Tech-stock fans get burned as “buy-on-the-dips” stops working at NVIDIA

Russ Mould
16 November 2018

“Cult, US-listed stock NVIDIA, a firm often bracketed with the better-known FAANG stocks, has blown a massive fuse overnight and left growth-seeking momentum investors in an invidious position,” says Russ Mould, AJ Bell Investment Director.

“The leading manufacturer of silicon chips has issued a big profit warning for the final quarter of its financial year (the three months to the end of January), citing indigestion in the video consoles market and also a slowdown in demand from makers of Bitcoin mining equipment.

“As a result, a stunning run of increases in quarterly sales and profits is about to come to a crashing end, with founder and chief executive Jensen Huang forecasting a 7% year-on-year drop in sales and a 28% year-on-year plunge in operating profit for the fourth quarter.

 
Source: NVIDIA accounts, Q4 estimate based on management guidance issued on 15 November 2018

“That’s nowhere near good enough for a stock sporting a $123 billion market cap and a forward price/earnings of 43 times, based on consensus estimates before last night’s shocker. As a result NVIDIA’s shares fell 17% in after-hours trading, to take the stock back to where it had been last September.

“As the chart shows, after NVIDIA’s meteoric rise, this one was never going to plateau – it was either going to keep on going up like a rocket or come down like the stick. At the moment, gravity is starting to win.”

 
Source: Refinitiv data

“NVIDIA’s profit warning therefore means investors must now mull over three issues.
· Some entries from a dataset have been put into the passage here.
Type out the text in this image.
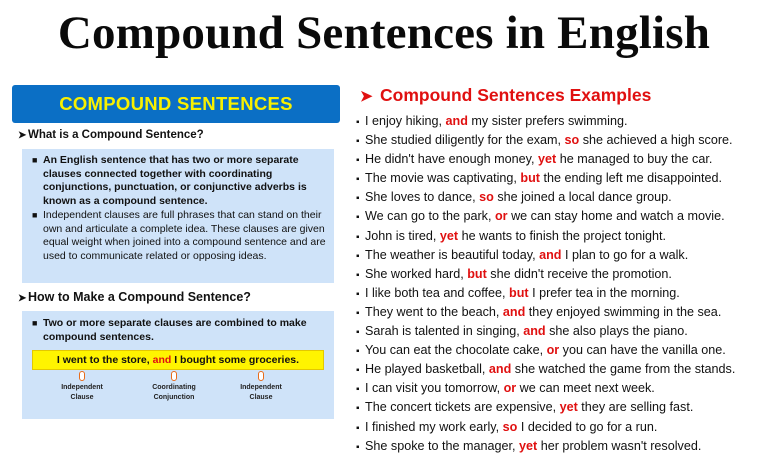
Compound Sentences in English
COMPOUND SENTENCES
➤ What is a Compound Sentence?
■ An English sentence that has two or more separate clauses connected together with coordinating conjunctions, punctuation, or conjunctive adverbs is known as a compound sentence.
■ Independent clauses are full phrases that can stand on their own and articulate a complete idea. These clauses are given equal weight when joined into a compound sentence and are used to communicate related or opposing ideas.
➤ How to Make a Compound Sentence?
■ Two or more separate clauses are combined to make compound sentences.
I went to the store, and I bought some groceries.
Independent
Clause
Coordinating
Conjunction
Independent
Clause
➤ Compound Sentences Examples
▪ I enjoy hiking, and my sister prefers swimming.
▪ She studied diligently for the exam, so she achieved a high score.
▪ He didn't have enough money, yet he managed to buy the car.
▪ The movie was captivating, but the ending left me disappointed.
▪ She loves to dance, so she joined a local dance group.
▪ We can go to the park, or we can stay home and watch a movie.
▪ John is tired, yet he wants to finish the project tonight.
▪ The weather is beautiful today, and I plan to go for a walk.
▪ She worked hard, but she didn't receive the promotion.
▪ I like both tea and coffee, but I prefer tea in the morning.
▪ They went to the beach, and they enjoyed swimming in the sea.
▪ Sarah is talented in singing, and she also plays the piano.
▪ You can eat the chocolate cake, or you can have the vanilla one.
▪ He played basketball, and she watched the game from the stands.
▪ I can visit you tomorrow, or we can meet next week.
▪ The concert tickets are expensive, yet they are selling fast.
▪ I finished my work early, so I decided to go for a run.
▪ She spoke to the manager, yet her problem wasn't resolved.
•    Is it time to keep buying on the dips? A bull run that is nearly ten years old has conditioned investors to use any share price weakness as a chance to pile back in but like all investment strategies this one works well - until it doesn’t. It may not be obvious from the long-term share price chart but NVIDIA’s shares fell by more than 80% in both of the 2001-03 and 2007-09 bear markets. A repeat this time would take NVIDIA back to barely $60 – still miles below the $167.5 indicative price in after-hours trading.

•    Is this a stock-specific situation or indicative of wider problems for end-demand for silicon chips? It is tempting to say this is a situation that lies solely with NVIDIA, given the damage done by relative niche markets such as bitcoin mining equipment. But NVIDIA has not been alone in warning of softer end markets. A string of Apple suppliers have coughed up disappointing results, including Japan Display, Lumentum and AMS, while Texas Instruments, Infineon and STMicroelectronics have all issued cautionary outlooks. This feels like it could be broader-based and investors must now keep an eye on NVIDIA’s quarterly balance sheets. A second-quarter jump in inventories and trade receivables warned of a possible slowdown and now it has come to pass, with inventories and receivables rising must faster than sales yet again. Tech-stock bulls will want to see this bulge of finished parts start to diminish to suggest this is just a blip and not an end-of-cycle downturn.

•    What, if anything, does this mean for stock markets more generally? NVIDIA is a leading member of the Philadelphia Semiconductor Index, or SOX index. This benchmark has traditionally been a good indicator of wider stock market momentum and risk appetite since its launch in summer 1994. The index peaked before the wider US stock market in both 2000 and 2007 and bottomed before headline indices such as the S&P 500 began to find its footing in 2002 and 2009.

 
Source: Refinitiv data

This is because silicon chips – semiconductors – are everywhere, from cars and computers, from smartphones and tablets, from video games to robotics and from display screens to data centres so they are good proxy for economic growth and broader end-market demand. In addition, chip stocks are traded as momentum and growth stocks, doing well when earnings estimates are going up and badly when they are going down

As a result, the SOX can be a good guide to financial market sentiment more generally. The SOX had rallied by 3% this week so it will be interesting to see how it treats the NVIDIA news as a fresh retreat could suggest that wider indices such as the S&P 500 may find it hard to recapture their momentum too.”